What you see is a process, which starts from small pastel sketches and drives toward eventual large-scale oil paintings. This activity may clarify, or complicate, the result. A change of scale opens up new possibilities, often allowing great freedom of execution. Sometimes color and tone are pushed to their extreme. I feel a pressure to extend limitations (although old habits may sometimes interfere). -Wolf Kahn
New York, New York – Ameringer & Yohe Fine Art is pleased to announce the opening of an exhibition of new work by Wolf Kahn (b. 1927). Wolf Kahn Toward the Larger View: A Painter’s Process opens with a public reception for the artist on Thursday, April 23rd. A fully illustrated catalogue with commentary by the artist will accompany the exhibition.
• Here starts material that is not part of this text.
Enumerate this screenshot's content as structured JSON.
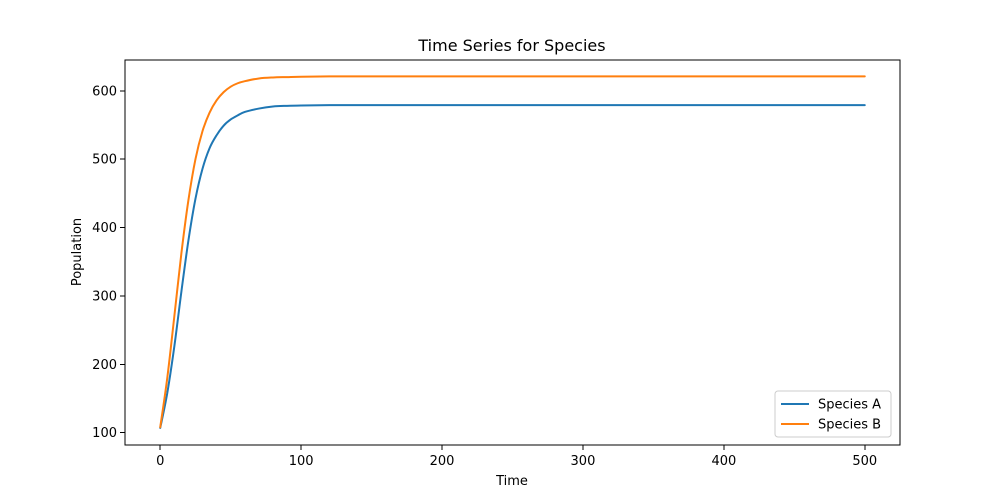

Wolf Kahn Toward the Larger View: A Painter’s Process offers a rare glimpse into the heart of an artist’s working process. Kahn begins a picture series with small preparatory sketches often executed on site. Through experimentation and refinement, these sketches will develop into more finished pastels, evolving upward into medium and eventually large scale oil paintings. As he works, Kahn weighs and probes variations in chromatic intensity and tone; a shift in focus may bring detail into sharper relief or open a landscape into greater abstraction or rich Rothko-like bands of color.
Wolf Kahn was born in 1927 in Stuttgart, Germany. He arrived in the United States in 1940. After serving in the U.S. Navy during World War II, he studied with Hans Hofmann in New York and in Provincetown, eventually becoming the artist’s assistant. Blending training in color theory with modernist discipline and a spontaneous and lyrical realism, and with his career now in its sixth decade, Wolf Kahn is widely recognized as one of America’s most beloved painters.
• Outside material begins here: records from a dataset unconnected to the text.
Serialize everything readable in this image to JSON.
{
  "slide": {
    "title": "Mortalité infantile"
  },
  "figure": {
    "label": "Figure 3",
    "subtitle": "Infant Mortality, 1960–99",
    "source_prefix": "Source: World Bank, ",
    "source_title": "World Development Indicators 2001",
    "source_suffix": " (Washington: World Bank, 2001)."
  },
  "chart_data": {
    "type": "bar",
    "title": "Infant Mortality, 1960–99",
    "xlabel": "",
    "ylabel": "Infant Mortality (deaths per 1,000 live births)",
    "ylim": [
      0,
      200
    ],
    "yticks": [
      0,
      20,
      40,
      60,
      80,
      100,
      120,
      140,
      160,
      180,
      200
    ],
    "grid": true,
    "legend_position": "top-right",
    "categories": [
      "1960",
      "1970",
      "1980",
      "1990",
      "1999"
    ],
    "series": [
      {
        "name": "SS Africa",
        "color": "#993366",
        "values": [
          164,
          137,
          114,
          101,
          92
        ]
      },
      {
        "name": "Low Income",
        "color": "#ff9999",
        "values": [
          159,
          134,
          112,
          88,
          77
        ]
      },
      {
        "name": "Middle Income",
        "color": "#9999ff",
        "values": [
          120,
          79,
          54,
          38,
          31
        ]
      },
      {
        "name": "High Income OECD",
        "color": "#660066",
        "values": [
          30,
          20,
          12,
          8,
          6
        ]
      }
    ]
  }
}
Kahn’s work may be found in the collections of New York City’s Metropolitan Museum of Art, the Whitney Museum of American Art, the Museum of Modern Art, and The Jewish Museum; the Museum of Fine Arts in Boston; the Hirshhorn Museum and the National Museum of American Art in Washington, D.C. He is a member of the National Academy of Design and the American Academy of Arts and Letters, and the recipient of numerous awards including a Fulbright Scholarship, a John Simon Guggenheim Fellowship, and an Award in Art from the American Academy of Arts and Letters. Wolf Kahn and his wife, the painter Emily Mason, live and work in New York City and in Vermont.